Nicht immer bringen Scherben Glück. Als im Umzugsstress bei der soeben erst aus Köln an die Spree übersiedelten Kriminalkommissarin Lucy Westerberg ein geliebtes Familienerbstück zu Bruch geht, ahnt sie noch nicht, dass der Tag noch schlimmer werden wird. Denn ausgerechnet an ihrem ersten Arbeitstag bei der Berliner Kripo bricht der berüchtigte Mädchenmörder Eric Bennet aus der Psychiatrie aus. Damit beginnt für die Polizei ein Rennen gegen die Uhr. Und die tickt schneller, als es Westerberg recht sein kann. Denn der spurlos verschwundene, als hochgefährlich eingestufte Psychopath könnte jederzeit erneut zuschlagen. Die Kommissarin verbeißt sich in den Fall, der für sie bald auch noch eine dramatische persönliche Wendung nimmt. Mit Lucy Westerberg und ihren Kollegen schickt Arne Molfenter ein sympathisch schräges und multikulturelles Ermittlerteam in die Spur. Dabei erweist sich Westerberg als äußerst scharfsinnige Kriminalerin und Molfenters clever konstruiertes und temporeich erzähltes Thrillerdebüt bleibt bis zum Schluss spannend. Wer es ausgelesen hat, wünscht sich vor allem eines: mehr davon!

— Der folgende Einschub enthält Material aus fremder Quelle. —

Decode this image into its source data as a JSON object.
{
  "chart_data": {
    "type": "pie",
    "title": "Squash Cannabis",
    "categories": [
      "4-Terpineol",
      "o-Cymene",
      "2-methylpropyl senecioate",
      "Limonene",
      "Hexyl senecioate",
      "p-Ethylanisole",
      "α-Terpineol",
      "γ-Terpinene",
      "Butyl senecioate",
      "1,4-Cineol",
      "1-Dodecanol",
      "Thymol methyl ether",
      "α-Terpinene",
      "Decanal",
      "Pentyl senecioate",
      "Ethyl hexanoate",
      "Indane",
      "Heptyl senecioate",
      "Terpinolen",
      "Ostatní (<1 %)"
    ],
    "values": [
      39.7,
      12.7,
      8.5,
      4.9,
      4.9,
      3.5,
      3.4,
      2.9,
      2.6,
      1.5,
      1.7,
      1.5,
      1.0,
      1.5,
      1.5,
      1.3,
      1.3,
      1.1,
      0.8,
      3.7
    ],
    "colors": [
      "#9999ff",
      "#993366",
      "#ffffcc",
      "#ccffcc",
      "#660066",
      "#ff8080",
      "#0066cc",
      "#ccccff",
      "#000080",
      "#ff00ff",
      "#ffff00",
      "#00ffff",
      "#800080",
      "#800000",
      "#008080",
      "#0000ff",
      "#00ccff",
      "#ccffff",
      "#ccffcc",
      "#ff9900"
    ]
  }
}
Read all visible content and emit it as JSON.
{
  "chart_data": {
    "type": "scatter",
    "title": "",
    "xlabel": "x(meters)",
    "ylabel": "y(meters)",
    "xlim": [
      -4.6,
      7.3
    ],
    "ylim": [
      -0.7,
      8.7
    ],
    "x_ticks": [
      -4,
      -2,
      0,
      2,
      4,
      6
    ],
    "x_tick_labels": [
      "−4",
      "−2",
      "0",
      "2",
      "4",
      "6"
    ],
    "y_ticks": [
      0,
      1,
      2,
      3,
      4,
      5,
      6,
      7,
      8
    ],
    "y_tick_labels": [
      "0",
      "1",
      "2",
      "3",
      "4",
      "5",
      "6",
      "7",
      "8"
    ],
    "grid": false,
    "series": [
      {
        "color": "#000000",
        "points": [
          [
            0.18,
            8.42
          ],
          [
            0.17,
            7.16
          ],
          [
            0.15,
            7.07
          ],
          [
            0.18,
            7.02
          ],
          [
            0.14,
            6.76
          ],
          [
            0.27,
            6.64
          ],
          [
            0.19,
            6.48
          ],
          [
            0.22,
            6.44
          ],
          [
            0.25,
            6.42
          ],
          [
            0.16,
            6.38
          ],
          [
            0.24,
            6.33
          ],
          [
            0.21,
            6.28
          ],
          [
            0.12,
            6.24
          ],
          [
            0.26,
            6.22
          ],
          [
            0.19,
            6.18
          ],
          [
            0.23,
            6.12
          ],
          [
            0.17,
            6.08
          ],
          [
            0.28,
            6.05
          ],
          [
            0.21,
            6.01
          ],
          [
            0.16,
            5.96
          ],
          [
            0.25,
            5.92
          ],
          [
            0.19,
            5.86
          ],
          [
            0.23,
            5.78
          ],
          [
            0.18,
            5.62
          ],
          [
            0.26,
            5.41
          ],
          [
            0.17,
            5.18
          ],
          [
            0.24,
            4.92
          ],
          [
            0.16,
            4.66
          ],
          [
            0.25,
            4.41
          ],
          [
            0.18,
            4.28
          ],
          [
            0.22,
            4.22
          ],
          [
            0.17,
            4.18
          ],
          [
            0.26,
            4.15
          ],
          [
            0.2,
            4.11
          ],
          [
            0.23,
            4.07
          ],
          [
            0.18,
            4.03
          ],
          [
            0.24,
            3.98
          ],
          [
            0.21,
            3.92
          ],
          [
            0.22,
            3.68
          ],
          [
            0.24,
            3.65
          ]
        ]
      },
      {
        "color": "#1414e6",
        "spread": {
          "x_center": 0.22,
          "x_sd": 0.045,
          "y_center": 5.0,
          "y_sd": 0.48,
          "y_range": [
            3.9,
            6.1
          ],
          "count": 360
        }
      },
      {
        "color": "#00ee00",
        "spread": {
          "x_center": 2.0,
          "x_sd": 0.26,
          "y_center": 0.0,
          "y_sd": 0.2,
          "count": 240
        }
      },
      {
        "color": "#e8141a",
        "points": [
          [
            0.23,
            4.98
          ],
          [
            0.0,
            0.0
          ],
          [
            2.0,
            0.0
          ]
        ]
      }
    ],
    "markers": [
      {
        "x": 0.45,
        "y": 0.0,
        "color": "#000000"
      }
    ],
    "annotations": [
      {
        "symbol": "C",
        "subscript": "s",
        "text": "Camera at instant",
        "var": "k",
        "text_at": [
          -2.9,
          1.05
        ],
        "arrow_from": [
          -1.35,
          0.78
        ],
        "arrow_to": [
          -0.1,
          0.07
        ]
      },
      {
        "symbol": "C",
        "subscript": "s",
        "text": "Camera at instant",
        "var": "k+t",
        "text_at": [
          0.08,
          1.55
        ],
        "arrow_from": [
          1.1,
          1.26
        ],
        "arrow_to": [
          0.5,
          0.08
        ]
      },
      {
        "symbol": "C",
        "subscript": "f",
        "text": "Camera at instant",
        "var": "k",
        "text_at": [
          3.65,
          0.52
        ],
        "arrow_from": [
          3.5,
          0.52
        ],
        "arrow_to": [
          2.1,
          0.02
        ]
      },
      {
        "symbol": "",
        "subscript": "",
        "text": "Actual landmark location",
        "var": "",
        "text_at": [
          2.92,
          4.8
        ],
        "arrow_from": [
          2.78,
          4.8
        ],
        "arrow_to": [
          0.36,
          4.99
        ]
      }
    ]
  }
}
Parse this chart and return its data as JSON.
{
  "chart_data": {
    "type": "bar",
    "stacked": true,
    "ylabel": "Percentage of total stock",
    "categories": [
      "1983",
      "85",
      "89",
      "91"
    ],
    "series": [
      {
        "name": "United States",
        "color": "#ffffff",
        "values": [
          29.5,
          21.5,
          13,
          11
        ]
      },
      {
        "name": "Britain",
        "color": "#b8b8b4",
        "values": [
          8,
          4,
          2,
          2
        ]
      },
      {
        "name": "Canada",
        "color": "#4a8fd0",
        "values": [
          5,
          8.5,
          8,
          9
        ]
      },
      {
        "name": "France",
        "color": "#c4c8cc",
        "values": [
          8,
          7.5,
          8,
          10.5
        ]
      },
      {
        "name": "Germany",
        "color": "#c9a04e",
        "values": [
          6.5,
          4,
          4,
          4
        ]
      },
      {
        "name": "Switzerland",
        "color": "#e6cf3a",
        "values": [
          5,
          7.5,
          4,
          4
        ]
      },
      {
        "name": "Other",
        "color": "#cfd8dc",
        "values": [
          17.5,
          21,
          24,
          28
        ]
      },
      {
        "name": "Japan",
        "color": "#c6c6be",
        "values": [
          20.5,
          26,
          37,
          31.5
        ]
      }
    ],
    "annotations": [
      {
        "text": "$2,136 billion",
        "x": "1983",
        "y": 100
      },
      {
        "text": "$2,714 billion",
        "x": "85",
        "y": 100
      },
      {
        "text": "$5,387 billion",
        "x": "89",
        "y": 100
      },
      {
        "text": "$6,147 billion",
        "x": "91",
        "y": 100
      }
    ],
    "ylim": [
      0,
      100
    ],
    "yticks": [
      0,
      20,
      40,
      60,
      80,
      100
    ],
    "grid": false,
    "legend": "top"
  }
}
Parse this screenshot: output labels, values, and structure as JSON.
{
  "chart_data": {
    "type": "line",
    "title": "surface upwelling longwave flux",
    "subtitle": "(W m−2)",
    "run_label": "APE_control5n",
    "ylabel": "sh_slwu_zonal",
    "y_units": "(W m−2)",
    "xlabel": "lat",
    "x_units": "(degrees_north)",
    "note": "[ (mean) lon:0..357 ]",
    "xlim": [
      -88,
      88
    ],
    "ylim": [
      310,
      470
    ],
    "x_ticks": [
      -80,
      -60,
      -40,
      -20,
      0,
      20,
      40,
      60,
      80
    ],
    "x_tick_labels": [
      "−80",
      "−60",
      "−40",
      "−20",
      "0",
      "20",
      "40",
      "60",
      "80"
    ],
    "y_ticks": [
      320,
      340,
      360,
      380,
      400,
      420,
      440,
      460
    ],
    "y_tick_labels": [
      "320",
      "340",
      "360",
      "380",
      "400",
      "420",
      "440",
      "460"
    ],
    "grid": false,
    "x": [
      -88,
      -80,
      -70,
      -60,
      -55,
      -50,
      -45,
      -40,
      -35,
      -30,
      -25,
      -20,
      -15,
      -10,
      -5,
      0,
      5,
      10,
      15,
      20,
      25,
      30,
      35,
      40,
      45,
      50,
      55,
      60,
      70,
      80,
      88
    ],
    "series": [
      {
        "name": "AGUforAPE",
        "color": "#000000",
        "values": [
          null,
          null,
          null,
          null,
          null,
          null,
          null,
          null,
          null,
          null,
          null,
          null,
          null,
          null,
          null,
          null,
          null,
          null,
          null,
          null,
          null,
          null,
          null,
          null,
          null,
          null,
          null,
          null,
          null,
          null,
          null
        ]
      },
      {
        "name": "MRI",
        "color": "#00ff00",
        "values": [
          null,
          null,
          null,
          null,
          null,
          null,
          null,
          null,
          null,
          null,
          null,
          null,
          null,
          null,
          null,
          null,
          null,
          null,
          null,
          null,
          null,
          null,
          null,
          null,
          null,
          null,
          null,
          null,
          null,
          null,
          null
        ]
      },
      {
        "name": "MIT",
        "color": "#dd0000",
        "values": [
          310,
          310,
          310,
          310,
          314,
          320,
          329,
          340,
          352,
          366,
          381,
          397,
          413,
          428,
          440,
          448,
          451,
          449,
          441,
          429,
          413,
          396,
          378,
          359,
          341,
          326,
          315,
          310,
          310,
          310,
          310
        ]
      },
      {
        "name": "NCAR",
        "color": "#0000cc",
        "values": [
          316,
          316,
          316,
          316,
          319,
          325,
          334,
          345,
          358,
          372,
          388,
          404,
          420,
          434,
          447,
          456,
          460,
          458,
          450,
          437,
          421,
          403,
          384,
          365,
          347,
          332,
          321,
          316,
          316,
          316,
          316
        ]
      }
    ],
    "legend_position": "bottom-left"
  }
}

Arne Molfenter, Sieh ihn nie an, Gmeiner, Taschenbuch 250 Seiten, ISBN: 978-3-8392-2404-5, 12 Euro

Fesselnd

Was braucht es, damit endlich Frieden herrscht zwischen Israelis und Palästinensern? Der jüdisch-amerikanische Schriftsteller Nathan Englander erzählt drei unwahrscheinliche Liebesgeschichten, die auf raffinierte Weise ineinander verschlungen sind und um diese zentrale Frage kreisen. Ein Mossadspion, der schon seit zwölf Jahren in einem geheimen Gefängnis eingekerkert ist, und sein Wärter. Ein General, der als Einziger von diesem Gefangenen weiß, aber seit Jahren im Koma liegt, und seine innigste Vertraute. Und ein Mann und eine Frau, die sich leidenschaftlich lieben, aber ebenso leidenschaftlich für ihr jeweiliges Land kämpfen – er ist Palästinenser, sie Israelin. Von Long Island über Berlin, Paris und Capri bis nach Israel und zum Gazastreifen, dem Mittelpunkt des so lange schon schwelenden Konflikts, führt dieser intensive Roman, der mit melancholischem Witz von Loyalität und Verrat, von Gewalt und Rache erzählt und von der schönsten aller Utopien träumt.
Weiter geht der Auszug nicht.